Christmas was truly the season for stage bows and velvet bows. The earliest shows were done standing in first position on the carpeted chorale hall where feet were stockinged and hands held a steady bow as a three-year old violinist. I loved the stage, but not for the music; I simply liked practice and performing, exhibition and celebration, and the frosted sugar cookies you got for 'doing a good job.'

Productions were essential to our family. I see me dressed as Princess Belle, itchy but poised, when we went to see world-class violinist Shoji Tabuchi performing at a Christmas show on the Branson strip. Music ran through the great oak hutch in the center of Annie and Papa's house with bands like Benny Goodman and voices like Frank Sinatra. Desserts were something Annie excelled in, though we all continue to ask for her sweet potatoes plopped with giant marshmallows and sweet cinnamon sugar, and her four cheese mashed potatoes. I still smell her pumpkin bread with white icing, homemade banana pudding, and pumpkin pie.

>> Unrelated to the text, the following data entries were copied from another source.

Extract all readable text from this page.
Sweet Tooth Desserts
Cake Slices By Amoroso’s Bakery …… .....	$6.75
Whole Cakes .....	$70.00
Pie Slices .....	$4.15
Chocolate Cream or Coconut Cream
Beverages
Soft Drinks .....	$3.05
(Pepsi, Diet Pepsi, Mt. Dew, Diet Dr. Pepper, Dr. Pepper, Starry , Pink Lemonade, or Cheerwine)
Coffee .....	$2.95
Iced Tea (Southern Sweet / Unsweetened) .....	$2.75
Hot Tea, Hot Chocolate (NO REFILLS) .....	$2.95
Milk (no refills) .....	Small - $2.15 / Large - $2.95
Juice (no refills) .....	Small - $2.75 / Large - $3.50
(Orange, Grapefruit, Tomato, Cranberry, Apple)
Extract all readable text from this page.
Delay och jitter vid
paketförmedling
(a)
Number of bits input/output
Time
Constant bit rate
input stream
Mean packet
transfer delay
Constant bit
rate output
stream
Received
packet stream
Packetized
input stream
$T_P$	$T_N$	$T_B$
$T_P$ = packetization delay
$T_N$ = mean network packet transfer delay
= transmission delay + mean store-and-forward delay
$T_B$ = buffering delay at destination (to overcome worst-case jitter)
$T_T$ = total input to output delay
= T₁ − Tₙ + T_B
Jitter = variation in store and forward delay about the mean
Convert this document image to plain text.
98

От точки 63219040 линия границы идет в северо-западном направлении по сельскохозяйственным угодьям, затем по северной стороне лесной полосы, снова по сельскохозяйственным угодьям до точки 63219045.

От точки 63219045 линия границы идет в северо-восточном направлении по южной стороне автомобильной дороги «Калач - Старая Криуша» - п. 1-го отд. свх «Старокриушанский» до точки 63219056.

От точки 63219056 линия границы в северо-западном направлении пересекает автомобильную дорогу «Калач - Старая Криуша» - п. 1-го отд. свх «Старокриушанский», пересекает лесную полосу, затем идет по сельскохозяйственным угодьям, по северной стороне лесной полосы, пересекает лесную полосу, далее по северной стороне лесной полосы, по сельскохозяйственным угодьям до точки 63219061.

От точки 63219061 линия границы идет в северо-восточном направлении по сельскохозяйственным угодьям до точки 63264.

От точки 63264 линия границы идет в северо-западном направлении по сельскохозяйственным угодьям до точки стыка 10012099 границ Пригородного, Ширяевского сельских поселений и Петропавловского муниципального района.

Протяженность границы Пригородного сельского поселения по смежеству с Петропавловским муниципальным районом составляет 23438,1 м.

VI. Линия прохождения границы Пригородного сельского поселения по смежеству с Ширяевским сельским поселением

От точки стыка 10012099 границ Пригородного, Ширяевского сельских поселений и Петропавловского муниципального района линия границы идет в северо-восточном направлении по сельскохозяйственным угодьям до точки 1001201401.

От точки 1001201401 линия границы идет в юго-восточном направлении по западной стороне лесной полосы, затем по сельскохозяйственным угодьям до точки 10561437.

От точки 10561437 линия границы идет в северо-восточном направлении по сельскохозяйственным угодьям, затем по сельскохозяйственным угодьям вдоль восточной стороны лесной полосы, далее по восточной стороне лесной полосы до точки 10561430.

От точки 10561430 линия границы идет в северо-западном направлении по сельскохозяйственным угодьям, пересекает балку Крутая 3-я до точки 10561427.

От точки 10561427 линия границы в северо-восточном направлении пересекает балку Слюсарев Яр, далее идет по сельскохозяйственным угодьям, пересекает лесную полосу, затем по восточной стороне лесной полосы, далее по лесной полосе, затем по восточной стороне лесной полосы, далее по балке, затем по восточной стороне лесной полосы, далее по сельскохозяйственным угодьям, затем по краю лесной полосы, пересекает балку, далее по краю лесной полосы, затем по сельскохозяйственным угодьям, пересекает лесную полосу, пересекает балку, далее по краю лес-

There were two main Christmas experiences, and we did not have to leave Missouri for either: Annie and Papa's home on the lake and Gigi and Poppy's home on the farm. It isn't surprising I didn't smile in either of the below photos (top: the lake house, bottom: the farm). I was the ironic combination of leader and clown, troublemaker and parent patrol. It helped being the oldest.

Christmas at the farm was like playing Clara from Tchaikovsky's Nutcracker. You wore dresses and curls as you escalated up a grand staircase, overlooking a high-ceilinged foyer with a twelve-foot axe-chopped Christmas tree with a river of presents trickling underneath. So many children, babies, casseroles, and gifts that would be ripped open, assembled, and flown through the air until midnight when it was time to say goodbye to the horses and the uncles and put on your brown buttoned coat...
I could write on, but my own family Christmas awaits. Today we will wear pink and green velvets and bundle up for a cloudy ride to a candlelight Christmas service, all of us children now beyond the age of velvet bows and sparkly shoes. But I will still wear some stockings and place my feet in first position as I sing carols next to my sister, Kelly Grace.
The best thanks to the parents who combed these memories in the most careful, preserving manner, for letting us be children and cry on Christmas. Watching us eat too many sweets, warning us gently, with room to independently learn. Giving us time to get cold outside making a difficult Frosty only to come in and warm with apple cider. I think it nice Christmases, though they can be colorful and complete, do not have to be clean. Whatever Christmas you are having, may it be with all its messes, warm and golden, in remembrance this too shall become a memory someday. Merry Christmas!